The influential Treasury select committee on Friday launched an inquiry into the impact of recent changes to business rates policy, asking whether alternatives, including a tax based purely on land values, could help high street retailers survive the rise of online competition.
Property-based taxes constitute an unusually large proportion of overall business taxation in the UK, with many businesses paying more in business rates than they do in corporation tax.
“Business rates can represent a substantial financial burden on the high street,” said Nicky Morgan, the Conservative MP who chairs the committee. “Unless action is taken, closures could continue and job losses may soar.”
Business rates raise about £30bn in tax revenues each year, of which £8bn is paid by retailers. They are based on “ratable values” adjusted yearly for inflation, and recalculated every five years to reflect commercial rental values.
Calls for reform of the system have intensified since 2017, when a delayed revaluation left many businesses facing sudden large increases in their tax bill.
The government also plans to give local authorities more control of business rates, raising concerns that cash-strapped councils could look to local businesses to compensate for falling grant funding.
“The current system, whereby an industry that constitutes 5 per cent of the economy pays 25 per cent of all business rates, is simply unsustainable,” said Tom Ironside, director of business and regulation at the British Retail Consortium.
Philip Hammond, the chancellor, gave small retailers a reprieve in last year’s Budget, cutting their rates by a third until the next revaluation.
Paul Johnson, director of the Institute for Fiscal Studies, has argued that this kind of relief would help individual businesses in the short run, but make little difference to the high street’s survival. Cuts to business rates would simply lead to higher rents, mainly benefiting the biggest landowners, he said.

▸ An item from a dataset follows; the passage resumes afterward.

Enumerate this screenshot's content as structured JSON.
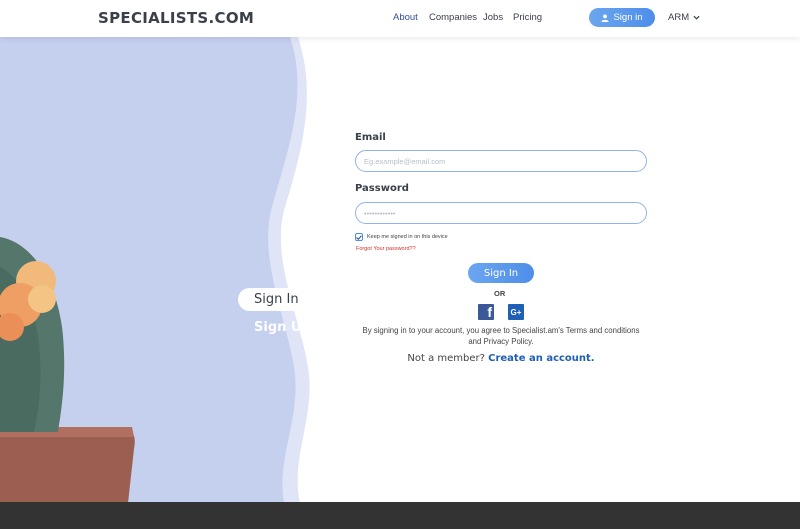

Mike Cherry, chairman at the Federation of Small Businesses, said that despite reforms since 2016, the tax “remains regressive and not linked to ability to pay”.
The IFS is among institutions that has argued for a more fundamental reform of the system.
“It would be much better to have a tax on the value of the land on which the business sits rather than the rental value of the property,” Mr Johnson wrote, noting the difficulties the current system posed when buildings fell vacant.
Vince Cable, the Liberal Democrat leader, also called last year for the system to be replaced by a levy that would tax only the land value of a commercial site, and not the value of buildings.
The manufacturing and technology sectors would benefit most from such a change, he argued, and retailers in the most deprived areas would see their bills fall, while shops in pricier areas paid more.
The Treasury select committee plans to explore this idea, along with other alternatives such as the Treasury’s proposed digital sales tax.
It will also look at the impact of business rates on rental and property prices, and on how change to the system will affect local authority finances.